My point is that these companies took a chance by becoming engaged in the community, supporting the placement of air monitors, and then establishing environmental priorities and timetables. Once they became visible, they became targets. The law suits probably would have been filed anyway, but these are companies doing the right things. I believed that doing good in the community made you a welcome neighbor. It does. But when there’s easy money to be made and lawyers looking for more business, goodness doesn’t always count. The Pollyanna that once lived in my community relations bag has moved out.

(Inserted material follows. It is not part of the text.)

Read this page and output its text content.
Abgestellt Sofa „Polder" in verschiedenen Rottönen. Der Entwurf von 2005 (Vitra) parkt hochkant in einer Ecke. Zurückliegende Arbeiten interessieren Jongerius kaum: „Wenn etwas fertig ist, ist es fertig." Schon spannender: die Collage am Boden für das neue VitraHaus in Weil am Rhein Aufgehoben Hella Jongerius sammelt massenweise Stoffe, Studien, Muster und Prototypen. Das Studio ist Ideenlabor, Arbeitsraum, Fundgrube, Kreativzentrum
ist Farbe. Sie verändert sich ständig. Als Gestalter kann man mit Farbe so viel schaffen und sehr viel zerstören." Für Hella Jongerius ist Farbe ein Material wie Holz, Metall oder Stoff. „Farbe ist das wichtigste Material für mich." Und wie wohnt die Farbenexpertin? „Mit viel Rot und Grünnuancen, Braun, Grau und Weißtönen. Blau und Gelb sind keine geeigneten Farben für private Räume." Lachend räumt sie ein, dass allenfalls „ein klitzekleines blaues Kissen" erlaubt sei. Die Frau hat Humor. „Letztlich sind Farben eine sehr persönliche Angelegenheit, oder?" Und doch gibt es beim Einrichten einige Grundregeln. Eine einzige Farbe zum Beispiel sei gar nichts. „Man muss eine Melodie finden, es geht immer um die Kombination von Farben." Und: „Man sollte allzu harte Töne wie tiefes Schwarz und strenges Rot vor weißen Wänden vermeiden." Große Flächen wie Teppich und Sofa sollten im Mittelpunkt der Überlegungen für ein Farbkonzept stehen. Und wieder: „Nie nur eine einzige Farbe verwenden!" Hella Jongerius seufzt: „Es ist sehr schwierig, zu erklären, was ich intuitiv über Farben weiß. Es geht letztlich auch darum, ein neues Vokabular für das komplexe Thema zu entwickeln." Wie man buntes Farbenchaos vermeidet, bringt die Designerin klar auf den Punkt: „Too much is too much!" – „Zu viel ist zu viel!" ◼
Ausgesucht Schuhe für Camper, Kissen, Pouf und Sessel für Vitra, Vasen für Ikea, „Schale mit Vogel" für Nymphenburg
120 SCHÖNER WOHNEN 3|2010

Before you dismiss my ranting as coming from a heartless corporate type without feelings for the people who must live near chemical plants, I will leave you with two more facts. First, these plants (except Hexion) were built in the early ‘40s to supply the country with rubber for the war effort. When they were built – and aerial photos will back me up – there were few homes. There was a pole treating plant and some scattered truck farms. Homes were built around Rubbertown, not the other way around. Only those living here in 1941 have a beef. Everyone else moved in knowing they were moving next to an industrial complex that, frankly, smells bad from time to time. Second point: Some claim health impacts from the air quality near Rubbertown. In 1958, a two-year air pollution study led by the U.S. Public Health Service traced most West End “dust and odor” to Rubbertown. It reported emission rates of 22 million pounds a month. That compares with less than 5 million pounds a year now. If Rubbertown is such a health risk, people should have been dropping in the streets in 1958. The question is: Do people who willingly move next to a chemical plant deserve compensation for nuisance odors, unsubstantiated health claims, and lower property values? (Those low property values are the reason cited by many as the reason they moved there: “It was all I could afford.”) What do you think?